Faster FDA approval would encourage innovation in the field of biometric sensors, artificial intelligence diagnostic tools, and telemedicine technologies that would expedite the practice of healthcare in home and retail settings. As it is, to avoid FDA regulation, companies such as Apple and FitBit have actually dumbed down their devices to limit the data they can collect.

Data ownership. “Most states either fail to specify the ownership of patient health data or they grant ownership of patient health data to healthcare providers, complicating the development of interoperable patient health data systems. States should pass legislation that gives patients ownership of their own health data.”

Moving healthcare to home settings will require NPs and PAs to access patient health data held by hospitals and other providers.
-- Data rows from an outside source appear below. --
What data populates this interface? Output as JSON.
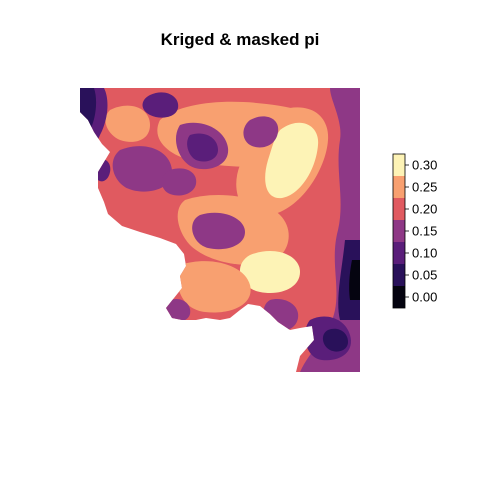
{
  "title": "Kriged & masked pi",
  "legend": {
    "ticks": [
      "0.00",
      "0.05",
      "0.10",
      "0.15",
      "0.20",
      "0.25",
      "0.30"
    ],
    "bins": [
      {
        "from": -0.025,
        "to": 0.025,
        "color": "#050410"
      },
      {
        "from": 0.025,
        "to": 0.075,
        "color": "#29115a"
      },
      {
        "from": 0.075,
        "to": 0.125,
        "color": "#5a1e7a"
      },
      {
        "from": 0.125,
        "to": 0.175,
        "color": "#8e3886"
      },
      {
        "from": 0.175,
        "to": 0.225,
        "color": "#e05a60"
      },
      {
        "from": 0.225,
        "to": 0.275,
        "color": "#f8a070"
      },
      {
        "from": 0.275,
        "to": 0.325,
        "color": "#fdf3b6"
      }
    ]
  },
  "map": {
    "background_color": "#ffffff",
    "dominant_fill": "#e05a60"
  }
}
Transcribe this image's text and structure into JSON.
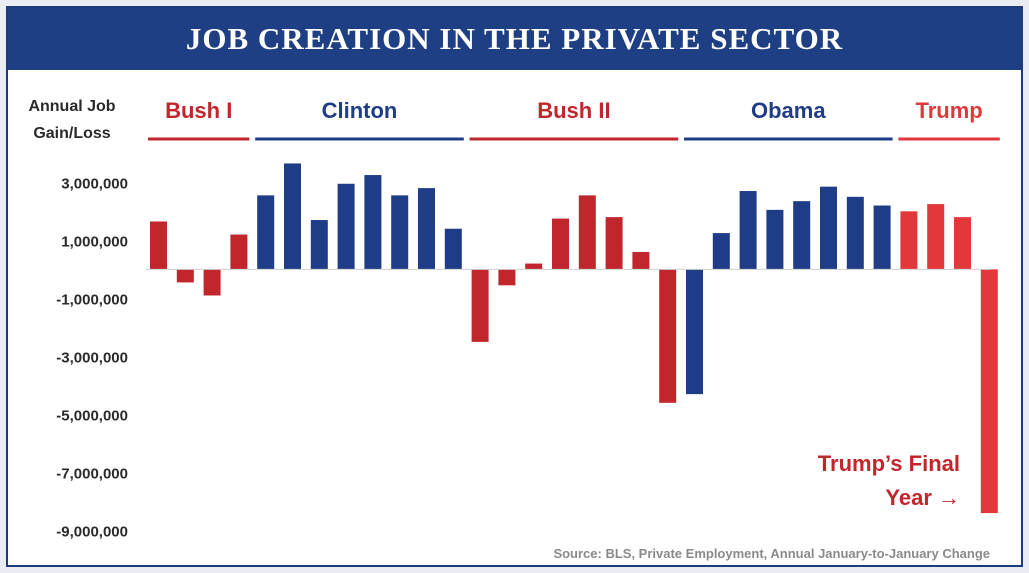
{
  "chart_data": {
    "type": "bar",
    "title": "JOB CREATION IN THE PRIVATE SECTOR",
    "ylabel": "Annual Job Gain/Loss",
    "ylim": [
      -9500000,
      3700000
    ],
    "yticks": [
      3000000,
      1000000,
      -1000000,
      -3000000,
      -5000000,
      -7000000,
      -9000000
    ],
    "ytick_labels": [
      "3,000,000",
      "1,000,000",
      "-1,000,000",
      "-3,000,000",
      "-5,000,000",
      "-7,000,000",
      "-9,000,000"
    ],
    "groups": [
      {
        "name": "Bush I",
        "color": "#c0262b",
        "values": [
          1650000,
          -450000,
          -900000,
          1200000
        ]
      },
      {
        "name": "Clinton",
        "color": "#1f3c86",
        "values": [
          2550000,
          3650000,
          1700000,
          2950000,
          3250000,
          2550000,
          2800000,
          1400000
        ]
      },
      {
        "name": "Bush II",
        "color": "#c0262b",
        "values": [
          -2500000,
          -550000,
          200000,
          1750000,
          2550000,
          1800000,
          600000,
          -4600000
        ]
      },
      {
        "name": "Obama",
        "color": "#1f3c86",
        "values": [
          -4300000,
          1250000,
          2700000,
          2050000,
          2350000,
          2850000,
          2500000,
          2200000
        ]
      },
      {
        "name": "Trump",
        "color": "#e2373b",
        "values": [
          2000000,
          2250000,
          1800000,
          -8400000
        ]
      }
    ],
    "annotation": "Trump’s Final Year →",
    "annotation_lines": [
      "Trump’s Final",
      "Year →"
    ],
    "annotation_color": "#c0262b",
    "source": "Source: BLS, Private Employment, Annual January-to-January Change"
  },
  "ylabel_lines": [
    "Annual Job",
    "Gain/Loss"
  ],
  "colors": {
    "header_bg": "#1e3f84",
    "republican": "#c0262b",
    "democrat": "#1f3c86",
    "trump": "#e2373b",
    "axis_text": "#2a2a2a",
    "source_text": "#8a8a8a"
  }
}
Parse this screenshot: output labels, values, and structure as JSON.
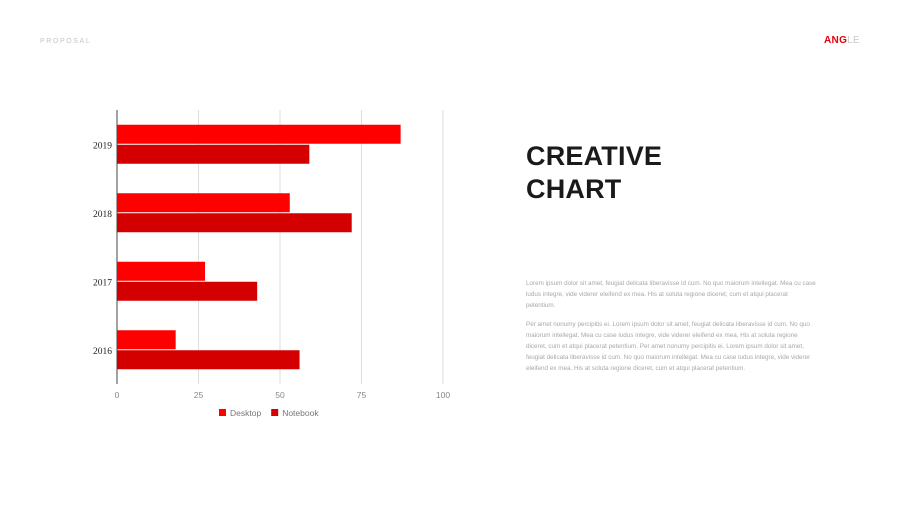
{
  "header": {
    "proposal_label": "PROPOSAL",
    "logo_primary": "ANG",
    "logo_secondary": "LE"
  },
  "headline": {
    "line1": "CREATIVE",
    "line2": "CHART"
  },
  "paragraphs": [
    "Lorem ipsum dolor sit amet, feugiat delicata liberavisse id cum. No quo maiorum intellegat. Mea cu case ludus integre, vide viderer eleifend ex mea. His at soluta regione diceret, cum et atqui placerat petentium.",
    "Per amet nonumy percipitis ei. Lorem ipsum dolor sit amet, feugiat delicata liberavisse id cum. No quo maiorum intellegat. Mea cu case ludus integre, vide viderer eleifend ex mea. His at soluta regione diceret, cum et atqui placerat petentium. Per amet nonumy percipitis ei. Lorem ipsum dolor sit amet, feugiat delicata liberavisse id cum. No quo maiorum intellegat. Mea cu case ludus integre, vide viderer eleifend ex mea. His at soluta regione diceret, cum et atqui placerat petentium."
  ],
  "colors": {
    "desktop": "#ff0000",
    "notebook": "#d40000",
    "grid": "#dddddd",
    "axis": "#444444",
    "tick_text": "#888888"
  },
  "chart_data": {
    "type": "bar",
    "orientation": "horizontal",
    "categories": [
      "2019",
      "2018",
      "2017",
      "2016"
    ],
    "series": [
      {
        "name": "Desktop",
        "values": [
          87,
          53,
          27,
          18
        ]
      },
      {
        "name": "Notebook",
        "values": [
          59,
          72,
          43,
          56
        ]
      }
    ],
    "xlim": [
      0,
      100
    ],
    "xticks": [
      0,
      25,
      50,
      75,
      100
    ],
    "grid": true,
    "legend": "bottom"
  }
}
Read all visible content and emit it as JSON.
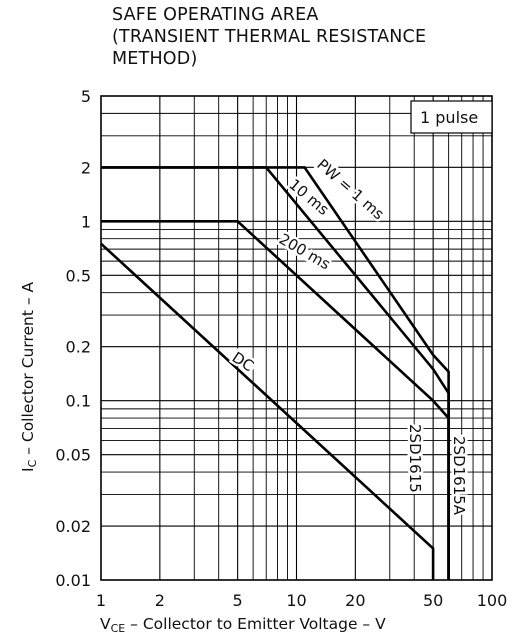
{
  "chart_data": {
    "type": "line",
    "title": "SAFE OPERATING AREA",
    "subtitle_lines": [
      "(TRANSIENT THERMAL RESISTANCE",
      "METHOD)"
    ],
    "xlabel_prefix": "V",
    "xlabel_sub": "CE",
    "xlabel_rest": " – Collector to Emitter Voltage – V",
    "ylabel_prefix": "I",
    "ylabel_sub": "C",
    "ylabel_rest": " – Collector Current – A",
    "x_scale": "log",
    "y_scale": "log",
    "xlim": [
      1,
      100
    ],
    "ylim": [
      0.01,
      5
    ],
    "x_ticks": [
      1,
      2,
      5,
      10,
      20,
      50,
      100
    ],
    "y_ticks": [
      0.01,
      0.02,
      0.05,
      0.1,
      0.2,
      0.5,
      1,
      2,
      5
    ],
    "grid": true,
    "legend_box": "1 pulse",
    "series": [
      {
        "name": "PW = 1 ms",
        "points": [
          [
            1,
            2
          ],
          [
            11,
            2
          ],
          [
            50,
            0.18
          ],
          [
            60,
            0.145
          ],
          [
            60,
            0.01
          ]
        ]
      },
      {
        "name": "10 ms",
        "points": [
          [
            1,
            2
          ],
          [
            7,
            2
          ],
          [
            50,
            0.15
          ],
          [
            60,
            0.11
          ],
          [
            60,
            0.01
          ]
        ]
      },
      {
        "name": "200 ms",
        "points": [
          [
            1,
            1
          ],
          [
            5,
            1
          ],
          [
            50,
            0.1
          ],
          [
            60,
            0.08
          ],
          [
            60,
            0.01
          ]
        ]
      },
      {
        "name": "DC",
        "points": [
          [
            1,
            0.75
          ],
          [
            50,
            0.015
          ],
          [
            50,
            0.01
          ]
        ]
      }
    ],
    "boundary_labels": [
      "2SD1615",
      "2SD1615A"
    ],
    "boundary_x": [
      50,
      60
    ]
  }
}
The cost of transferring those records is a major barrier. The goal should be to create what the authors call “fully portable, self-sovereign patient health data.”

Telemedicine. “Federal regulations restricted telemedicine options before the COVID-19 epidemic, and although some regulations have been relaxed during the pandemic, these changes may lapse.” Modifications to reimbursement policies and HIPAA should be made permanent with the explicit goal of promoting telemedicine.